Het is de winter van 1709. Het is een extreem koude winter. Eentje uit een lange reeks. Ze noemen die periode niet voor niets de Kleine IJstijd. De vorst is zo streng dat bomen opensplijten. Aanvoer van eten en drinken is vrijwel onmogelijk. Mensen zoeken naar alles wat nog kan branden om zich maar enigszins warm te houden, of liever gezegd om niet nog verder onderkoeld te raken. Er zijn zelfs mensen in de stad die hun zoldering gebruiken als brandhout. Maar het meest schrijnende is de hongersnood.

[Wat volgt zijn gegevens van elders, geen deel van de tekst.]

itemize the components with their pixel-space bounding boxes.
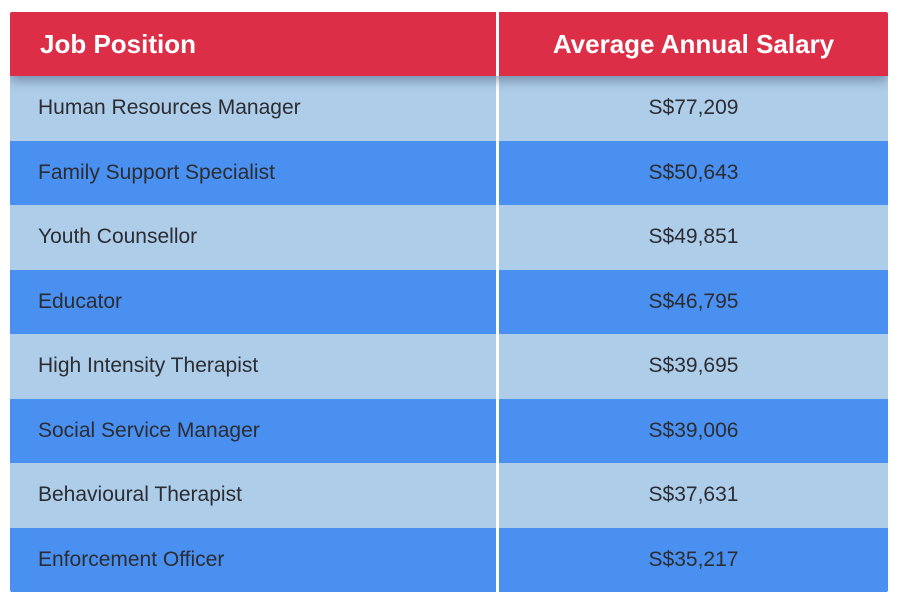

Mensen sterven massaal van de honger. Molens stoppen met draaien, brouwerijen stoppen met brouwen en de wintervoorraad die zorgvuldig is opgeslagen in kelders gaat jammerlijk verloren.

Het is april en het vriest maar door. ’s Nachts streng en overdag matig. De IJssel is van ijs, solide en decimeters dik en met enig beleid goed begaanbaar. Men glijdt van de ene oever naar de andere, soms op schaatsen, soms met behulp van ondergebonden planken. Karren zijn aangepast en worden als sleeën meegetrokken. Families kruipen bij elkaar, delen ontberingen en het schaarse voedsel.

In een van de boerderijen op het vruchtbare land aan de overkant van de stad bij de rivier woont een gezin met vier dochters. Een zoon was handig geweest en eigenlijk is het noodzakelijk voor het voortbestaan van de familie maar het gezin is hecht en tegen alle conventies in ook nog redelijk gelukkig. Het is namelijk nogal ongebruikelijk om gelukkig te zijn. Het leven is hard en eigenlijk onverdraaglijk. Je moddert door tot het eind en hoopt op niet te veel pijn en verdriet. Kindersterfte is van alle dag. Volwassenen gaan ten onder aan uitputting of de meest vreselijke besmettelijke ziekten. Nog maar kort geleden stierf een groot deel van de inwoners van de naburige stad Zutphen aan de zwarte dood. Een gruwelijke ziekte die zich door de lucht verspreidt en waar geen kruid tegen gewassen is. Sommige mensen denken dat het eten van bepaald voedsel ook iets te maken heeft met besmetting. De voorouders van het gezin dachten dat blauwe pruimen er wel eens de oorzaak van zouden kunnen zijn en heeft daarom uit voorzorg een aantal bomen gekapt en hoewel de familie ook nu nog de smaak van de zoete vruchten mist en de pest al weer zo’n jaar of 40 geleden zijn laatste slachtoffers maakte, durft nu nog steeds niemand de blauwe vruchten te eten. Zowel de familie van de moeder als die van de vader heeft niemand verloren aan die vreselijke ziekte terwijl omwonenden veel mensen te betreuren hadden, dus is die kap misschien hun redding geweest.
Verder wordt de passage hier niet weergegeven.